Una noche de junio de 1893, Manuel Gutiérrez Nájera y Carlos Díaz Dufóo inventaron el periodismo cultural mexicano mientras caminaban por la calle oscura de Escalerilla. El director del Partido Liberal les ofreció a los escritores la edición del periódico del día domingo. Así surgió el primer suplemento literario de México: Revista Azul, ni más ni menos. Cuento esta breve historia porque de allá vengo, de la prensa literaria. Así escribo, recordando otros tiempos. Empeño la memoria en algunos de los conocimientos históricos que aprendí en las hemerotecas.

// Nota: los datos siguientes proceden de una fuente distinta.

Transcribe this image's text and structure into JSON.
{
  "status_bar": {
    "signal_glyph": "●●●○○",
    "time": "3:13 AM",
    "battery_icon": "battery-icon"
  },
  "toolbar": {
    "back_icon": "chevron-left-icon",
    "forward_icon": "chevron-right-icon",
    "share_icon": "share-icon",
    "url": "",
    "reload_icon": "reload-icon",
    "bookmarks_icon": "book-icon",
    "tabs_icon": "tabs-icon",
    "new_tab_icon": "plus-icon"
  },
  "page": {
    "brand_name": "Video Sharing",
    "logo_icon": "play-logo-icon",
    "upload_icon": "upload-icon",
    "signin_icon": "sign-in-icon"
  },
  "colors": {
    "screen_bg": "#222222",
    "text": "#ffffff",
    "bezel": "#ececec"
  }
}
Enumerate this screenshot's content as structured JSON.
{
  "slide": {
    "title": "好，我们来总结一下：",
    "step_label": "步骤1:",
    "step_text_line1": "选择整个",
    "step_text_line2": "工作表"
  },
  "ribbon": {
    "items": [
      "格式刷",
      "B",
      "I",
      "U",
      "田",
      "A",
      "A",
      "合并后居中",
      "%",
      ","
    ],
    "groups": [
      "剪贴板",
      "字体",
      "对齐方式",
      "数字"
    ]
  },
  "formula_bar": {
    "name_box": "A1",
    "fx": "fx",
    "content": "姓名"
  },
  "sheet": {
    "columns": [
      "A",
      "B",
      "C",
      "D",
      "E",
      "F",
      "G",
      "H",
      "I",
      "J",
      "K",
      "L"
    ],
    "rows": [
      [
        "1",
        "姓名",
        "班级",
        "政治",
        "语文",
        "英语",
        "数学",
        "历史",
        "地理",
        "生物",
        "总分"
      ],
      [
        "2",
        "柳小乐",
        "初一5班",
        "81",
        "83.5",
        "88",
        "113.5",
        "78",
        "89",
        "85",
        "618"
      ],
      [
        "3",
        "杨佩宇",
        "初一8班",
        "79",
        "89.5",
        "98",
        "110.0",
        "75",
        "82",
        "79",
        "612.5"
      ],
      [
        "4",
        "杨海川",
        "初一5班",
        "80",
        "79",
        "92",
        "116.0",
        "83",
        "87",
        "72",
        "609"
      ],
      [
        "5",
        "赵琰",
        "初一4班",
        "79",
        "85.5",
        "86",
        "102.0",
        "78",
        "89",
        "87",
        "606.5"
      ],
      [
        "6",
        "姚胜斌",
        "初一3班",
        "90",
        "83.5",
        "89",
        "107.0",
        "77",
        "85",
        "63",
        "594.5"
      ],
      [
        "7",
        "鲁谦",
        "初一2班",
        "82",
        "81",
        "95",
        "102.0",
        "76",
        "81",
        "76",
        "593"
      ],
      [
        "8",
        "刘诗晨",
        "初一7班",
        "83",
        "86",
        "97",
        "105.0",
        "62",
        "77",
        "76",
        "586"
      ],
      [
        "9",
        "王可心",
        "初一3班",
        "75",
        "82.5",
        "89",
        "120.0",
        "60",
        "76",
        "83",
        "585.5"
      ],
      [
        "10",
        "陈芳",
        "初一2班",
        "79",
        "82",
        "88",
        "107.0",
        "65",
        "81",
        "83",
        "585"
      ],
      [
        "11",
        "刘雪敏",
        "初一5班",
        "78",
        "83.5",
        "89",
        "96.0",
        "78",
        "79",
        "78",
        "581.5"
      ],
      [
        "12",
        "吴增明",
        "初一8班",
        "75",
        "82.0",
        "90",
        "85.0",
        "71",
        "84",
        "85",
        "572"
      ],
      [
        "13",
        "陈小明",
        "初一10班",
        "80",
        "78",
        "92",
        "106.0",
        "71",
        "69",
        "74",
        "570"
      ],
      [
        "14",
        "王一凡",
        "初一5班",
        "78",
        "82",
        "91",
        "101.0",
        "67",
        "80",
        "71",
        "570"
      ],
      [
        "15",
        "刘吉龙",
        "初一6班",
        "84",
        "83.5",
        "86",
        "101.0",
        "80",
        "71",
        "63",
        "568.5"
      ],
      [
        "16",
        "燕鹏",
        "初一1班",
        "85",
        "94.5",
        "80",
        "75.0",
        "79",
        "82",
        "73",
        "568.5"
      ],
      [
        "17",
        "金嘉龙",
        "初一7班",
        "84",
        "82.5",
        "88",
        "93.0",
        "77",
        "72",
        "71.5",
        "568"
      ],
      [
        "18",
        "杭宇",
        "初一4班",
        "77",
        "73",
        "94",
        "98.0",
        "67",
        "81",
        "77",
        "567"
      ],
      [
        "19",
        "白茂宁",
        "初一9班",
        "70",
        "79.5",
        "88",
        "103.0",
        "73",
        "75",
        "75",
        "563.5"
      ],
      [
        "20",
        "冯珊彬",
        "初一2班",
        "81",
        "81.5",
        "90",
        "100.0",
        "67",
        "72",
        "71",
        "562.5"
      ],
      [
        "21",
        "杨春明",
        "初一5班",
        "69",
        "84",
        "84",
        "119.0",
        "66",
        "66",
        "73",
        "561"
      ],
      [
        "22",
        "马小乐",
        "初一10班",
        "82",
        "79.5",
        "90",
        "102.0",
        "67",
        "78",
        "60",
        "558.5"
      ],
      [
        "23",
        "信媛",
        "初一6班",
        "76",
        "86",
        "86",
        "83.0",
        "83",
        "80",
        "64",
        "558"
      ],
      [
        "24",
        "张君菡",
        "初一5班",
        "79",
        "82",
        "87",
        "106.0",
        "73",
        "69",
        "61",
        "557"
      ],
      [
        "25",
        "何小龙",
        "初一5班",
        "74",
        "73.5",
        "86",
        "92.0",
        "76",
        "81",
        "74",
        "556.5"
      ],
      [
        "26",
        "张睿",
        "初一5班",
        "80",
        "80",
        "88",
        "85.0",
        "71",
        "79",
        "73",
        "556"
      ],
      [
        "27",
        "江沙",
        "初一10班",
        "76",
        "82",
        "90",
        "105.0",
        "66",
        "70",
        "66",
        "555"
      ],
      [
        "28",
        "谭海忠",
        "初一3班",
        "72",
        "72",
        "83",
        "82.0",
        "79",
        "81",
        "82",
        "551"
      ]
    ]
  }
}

He escrito mucho periodismo. No me arrepiento. Desde hace treinta y cinco años no ha pasado una semana sin que ponga un texto en la prensa. No exagero, sé de qué hablo. Así escribo, en una discreta tradición personal que transcurre con el paso de los años. A veces me escudo en algunas frases atribuidas a García Márquez: un cuento tiene que estar escrito con la fuerza inmediata de un reportaje; un reportaje, con la profundidad y dilación de un cuento. Cierro esta incitación diciendo que no sé cómo escribo y para eso traigo a este espacio esta intuición del escritor brasileño Rubem Fonseca: “Los recuerdos que preservamos desde la infancia y cargamos durante toda nuestra vida son tal vez nuestra mejor educación, dice Aliosha Karamazov. Y si sólo uno de esos buenos recuerdos permanece en nuestro corazón, tal vez se convierta, un día, en el instrumento de nuestra salvación”. Así escribo: en busca de alguno de esos recuerdos.